In order to maximize revenue, some taxing authorities employ the practice of selectively appealing the assessments of sub-classes of property types (e.g., commercial, industrial or recent sales), while choosing not to appeal the assessments of other property types (e.g., single-family residential or property that has not recently sold). The incentive for taxing authorities to concentrate solely on highly-assessed commercial and industrial properties is obvious. Such properties are assessed at substantially higher values than other smaller commercial, industrial and single-family residential property types, and hence, raising the targeted assessments would result in greater tax revenue. Taxing authorities are also motivated to avoid residential appeals for political reasons. Unlike commercial and industrial properties, most residential homes are owned by residents who vote in local elections, and it would be politically unpopular to appeal their assessments.
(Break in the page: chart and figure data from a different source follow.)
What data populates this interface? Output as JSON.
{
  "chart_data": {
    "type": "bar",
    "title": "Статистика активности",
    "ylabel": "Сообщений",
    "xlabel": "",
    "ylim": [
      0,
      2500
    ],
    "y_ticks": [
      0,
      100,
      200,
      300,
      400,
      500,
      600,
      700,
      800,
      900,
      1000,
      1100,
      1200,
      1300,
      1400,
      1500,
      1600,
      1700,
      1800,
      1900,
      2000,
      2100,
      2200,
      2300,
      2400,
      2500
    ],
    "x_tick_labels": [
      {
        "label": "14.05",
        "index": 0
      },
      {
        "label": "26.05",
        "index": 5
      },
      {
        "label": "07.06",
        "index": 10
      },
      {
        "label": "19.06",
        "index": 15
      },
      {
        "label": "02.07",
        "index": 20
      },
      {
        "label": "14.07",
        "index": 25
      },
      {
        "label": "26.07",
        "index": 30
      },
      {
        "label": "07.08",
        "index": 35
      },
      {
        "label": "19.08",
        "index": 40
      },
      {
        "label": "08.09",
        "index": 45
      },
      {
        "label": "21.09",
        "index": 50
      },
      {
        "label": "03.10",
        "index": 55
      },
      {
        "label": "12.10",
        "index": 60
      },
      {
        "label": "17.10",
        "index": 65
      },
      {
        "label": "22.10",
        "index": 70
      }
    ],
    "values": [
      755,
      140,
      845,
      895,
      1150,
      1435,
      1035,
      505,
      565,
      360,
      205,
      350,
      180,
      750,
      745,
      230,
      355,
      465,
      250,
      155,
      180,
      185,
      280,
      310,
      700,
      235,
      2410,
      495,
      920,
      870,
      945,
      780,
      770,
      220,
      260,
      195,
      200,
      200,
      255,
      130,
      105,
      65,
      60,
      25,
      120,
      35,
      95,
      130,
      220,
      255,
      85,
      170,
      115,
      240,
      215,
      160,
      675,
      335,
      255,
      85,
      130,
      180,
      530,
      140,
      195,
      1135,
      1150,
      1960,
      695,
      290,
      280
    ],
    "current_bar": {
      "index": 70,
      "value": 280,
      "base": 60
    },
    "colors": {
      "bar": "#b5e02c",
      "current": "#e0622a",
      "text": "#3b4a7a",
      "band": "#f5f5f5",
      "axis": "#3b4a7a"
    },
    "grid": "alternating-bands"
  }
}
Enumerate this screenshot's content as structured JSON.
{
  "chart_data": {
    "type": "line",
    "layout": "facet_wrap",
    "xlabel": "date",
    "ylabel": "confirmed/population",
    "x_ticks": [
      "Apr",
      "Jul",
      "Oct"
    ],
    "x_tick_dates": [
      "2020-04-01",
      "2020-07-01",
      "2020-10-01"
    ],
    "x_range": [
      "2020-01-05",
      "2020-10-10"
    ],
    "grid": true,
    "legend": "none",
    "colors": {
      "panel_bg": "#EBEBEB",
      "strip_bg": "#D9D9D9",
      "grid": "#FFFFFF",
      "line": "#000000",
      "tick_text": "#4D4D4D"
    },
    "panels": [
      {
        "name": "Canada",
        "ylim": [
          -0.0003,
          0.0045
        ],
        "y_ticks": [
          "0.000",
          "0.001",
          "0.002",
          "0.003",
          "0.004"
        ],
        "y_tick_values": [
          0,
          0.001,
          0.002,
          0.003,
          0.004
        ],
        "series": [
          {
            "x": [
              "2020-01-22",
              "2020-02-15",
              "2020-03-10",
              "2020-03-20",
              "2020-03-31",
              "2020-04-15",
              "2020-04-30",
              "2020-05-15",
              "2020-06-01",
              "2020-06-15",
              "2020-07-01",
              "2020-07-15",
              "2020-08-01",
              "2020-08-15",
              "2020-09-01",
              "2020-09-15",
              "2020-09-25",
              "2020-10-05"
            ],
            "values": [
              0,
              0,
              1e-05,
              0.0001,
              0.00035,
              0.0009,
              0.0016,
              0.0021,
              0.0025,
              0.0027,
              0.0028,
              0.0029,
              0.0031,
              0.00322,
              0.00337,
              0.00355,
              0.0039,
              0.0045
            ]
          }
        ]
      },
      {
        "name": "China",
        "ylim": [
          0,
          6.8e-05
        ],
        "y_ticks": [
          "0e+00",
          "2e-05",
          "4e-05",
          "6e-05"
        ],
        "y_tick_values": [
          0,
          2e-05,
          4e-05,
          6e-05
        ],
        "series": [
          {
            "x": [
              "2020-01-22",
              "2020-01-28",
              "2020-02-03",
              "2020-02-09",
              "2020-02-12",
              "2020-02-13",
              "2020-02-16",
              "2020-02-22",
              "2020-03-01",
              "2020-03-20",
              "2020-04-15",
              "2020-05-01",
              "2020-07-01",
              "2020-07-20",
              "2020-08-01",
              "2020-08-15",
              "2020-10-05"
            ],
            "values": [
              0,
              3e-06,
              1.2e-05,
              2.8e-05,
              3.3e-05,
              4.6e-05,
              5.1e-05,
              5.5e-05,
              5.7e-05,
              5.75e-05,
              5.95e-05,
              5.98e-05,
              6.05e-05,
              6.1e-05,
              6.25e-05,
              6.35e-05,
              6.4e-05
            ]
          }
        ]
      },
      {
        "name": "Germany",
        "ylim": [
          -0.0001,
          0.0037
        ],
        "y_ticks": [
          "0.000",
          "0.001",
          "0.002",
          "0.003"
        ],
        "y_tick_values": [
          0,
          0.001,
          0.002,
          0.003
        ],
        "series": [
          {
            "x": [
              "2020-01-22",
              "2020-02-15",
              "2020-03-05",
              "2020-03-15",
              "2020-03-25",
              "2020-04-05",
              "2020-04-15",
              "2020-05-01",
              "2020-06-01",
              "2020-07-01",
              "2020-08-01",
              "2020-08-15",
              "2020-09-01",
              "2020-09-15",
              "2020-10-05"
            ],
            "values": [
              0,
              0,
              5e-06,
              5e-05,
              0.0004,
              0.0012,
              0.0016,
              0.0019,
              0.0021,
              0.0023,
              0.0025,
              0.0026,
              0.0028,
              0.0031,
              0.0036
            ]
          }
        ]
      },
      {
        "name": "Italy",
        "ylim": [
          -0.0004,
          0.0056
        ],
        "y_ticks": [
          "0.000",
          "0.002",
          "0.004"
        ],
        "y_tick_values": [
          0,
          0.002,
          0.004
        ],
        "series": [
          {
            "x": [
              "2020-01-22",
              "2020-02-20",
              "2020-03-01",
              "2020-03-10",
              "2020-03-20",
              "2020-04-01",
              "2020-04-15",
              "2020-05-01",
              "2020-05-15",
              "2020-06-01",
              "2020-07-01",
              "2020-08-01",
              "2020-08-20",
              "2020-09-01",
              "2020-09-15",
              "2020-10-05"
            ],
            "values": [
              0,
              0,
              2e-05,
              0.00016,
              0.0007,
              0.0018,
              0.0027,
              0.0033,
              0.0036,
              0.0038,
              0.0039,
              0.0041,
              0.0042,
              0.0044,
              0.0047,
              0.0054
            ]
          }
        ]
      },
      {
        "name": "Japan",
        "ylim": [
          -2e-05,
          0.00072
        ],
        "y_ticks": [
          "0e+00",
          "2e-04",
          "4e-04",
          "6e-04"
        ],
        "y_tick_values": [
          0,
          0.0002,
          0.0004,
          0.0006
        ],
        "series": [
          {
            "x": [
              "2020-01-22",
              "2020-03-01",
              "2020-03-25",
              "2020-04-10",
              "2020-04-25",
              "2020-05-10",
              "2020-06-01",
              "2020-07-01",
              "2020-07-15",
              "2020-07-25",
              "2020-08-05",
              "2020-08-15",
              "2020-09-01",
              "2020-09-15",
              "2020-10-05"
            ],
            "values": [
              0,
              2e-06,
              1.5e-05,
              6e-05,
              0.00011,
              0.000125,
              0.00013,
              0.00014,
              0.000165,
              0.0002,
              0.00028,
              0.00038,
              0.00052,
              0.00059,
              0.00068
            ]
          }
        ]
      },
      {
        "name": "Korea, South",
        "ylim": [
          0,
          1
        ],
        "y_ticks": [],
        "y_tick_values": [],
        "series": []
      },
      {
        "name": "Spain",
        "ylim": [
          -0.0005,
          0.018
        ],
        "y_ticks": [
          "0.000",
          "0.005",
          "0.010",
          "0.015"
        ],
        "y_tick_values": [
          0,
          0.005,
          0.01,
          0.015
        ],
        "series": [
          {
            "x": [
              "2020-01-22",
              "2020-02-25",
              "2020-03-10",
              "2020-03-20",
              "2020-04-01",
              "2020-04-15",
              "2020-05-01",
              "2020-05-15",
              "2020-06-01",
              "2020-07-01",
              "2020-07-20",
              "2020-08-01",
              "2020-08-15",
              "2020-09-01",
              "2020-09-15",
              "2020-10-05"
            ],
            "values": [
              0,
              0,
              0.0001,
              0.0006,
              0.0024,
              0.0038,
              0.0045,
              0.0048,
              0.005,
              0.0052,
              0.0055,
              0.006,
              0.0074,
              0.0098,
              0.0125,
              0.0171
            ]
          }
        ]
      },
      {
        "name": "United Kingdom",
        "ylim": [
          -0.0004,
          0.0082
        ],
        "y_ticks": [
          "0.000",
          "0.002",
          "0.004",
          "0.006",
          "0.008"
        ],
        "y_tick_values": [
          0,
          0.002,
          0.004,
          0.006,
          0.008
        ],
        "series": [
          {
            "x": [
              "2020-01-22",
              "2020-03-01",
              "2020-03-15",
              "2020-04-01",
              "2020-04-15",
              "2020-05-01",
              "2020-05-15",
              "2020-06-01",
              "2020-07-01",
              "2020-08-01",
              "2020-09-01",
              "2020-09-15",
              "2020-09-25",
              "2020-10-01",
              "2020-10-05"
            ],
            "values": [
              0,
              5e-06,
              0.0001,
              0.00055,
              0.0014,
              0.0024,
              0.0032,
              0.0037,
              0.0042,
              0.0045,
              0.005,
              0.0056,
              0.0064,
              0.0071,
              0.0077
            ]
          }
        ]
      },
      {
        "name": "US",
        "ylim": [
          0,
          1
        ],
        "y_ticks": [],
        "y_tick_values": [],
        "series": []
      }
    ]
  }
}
Many jurisdictions permit spot appeals. Even if a taxing authority has the statutory right to initiate spot appeals, such appeals are subject to equal protection and uniformity mandates of federal and state constitutions. Sioux City Bridge Co. v. Dakota County, 260 U.S. 441 (1923); Allegheny Pittsburgh Coal Co. v. County Commission of Webster County, West Virginia, 488 U.S. 336 (1989); e.g., Downingtown Area School District v. Chester County Board of Assessment Appeals, 913 A.2d 194, 205 (Pa. 2006) (citations omitted).

The Equal Protection Clause of the United States Constitution protects taxpayers from discrimination in assessment and taxation. In 1818, Illinois adopted the first uniformity clause stating: "That the mode of levying a tax shall be by valuation so that every person shall pay a tax in proportion to the value of the property that he or she has in his or her possession." Illinois Constitution, 1818, Art. 8, Sec. 20. Some state constitutions provide even more taxpayer protection. In a recent landmark decision, the Pennsylvania Supreme Court held in Valley Forge Towers that the practice of selectively targeting a sub-class of properties for appeal violates the Uniformity Clause of the Pennsylvania Constitution. Valley Forge Towers Apts. N. LP v. Upper Merion Area Sch. Dist. et al., 163 A.3d 962 (Pa. 2017). The Court found that when there is a conflict between maximizing revenue and ensuring that the taxing system is implemented in a non-discriminatory way, the Uniformity Clause requires that the latter goal be given primacy. Id. at 980.

Taxing authority "spot" appeals can significantly impact your property taxes. Taxpayers should take the necessary steps to protect their rights to uniformity in assessment, and equality and fairness in taxation.

The content of this article is intended to provide a general guide to the subject matter. Specialist advice should be sought about your specific circumstances.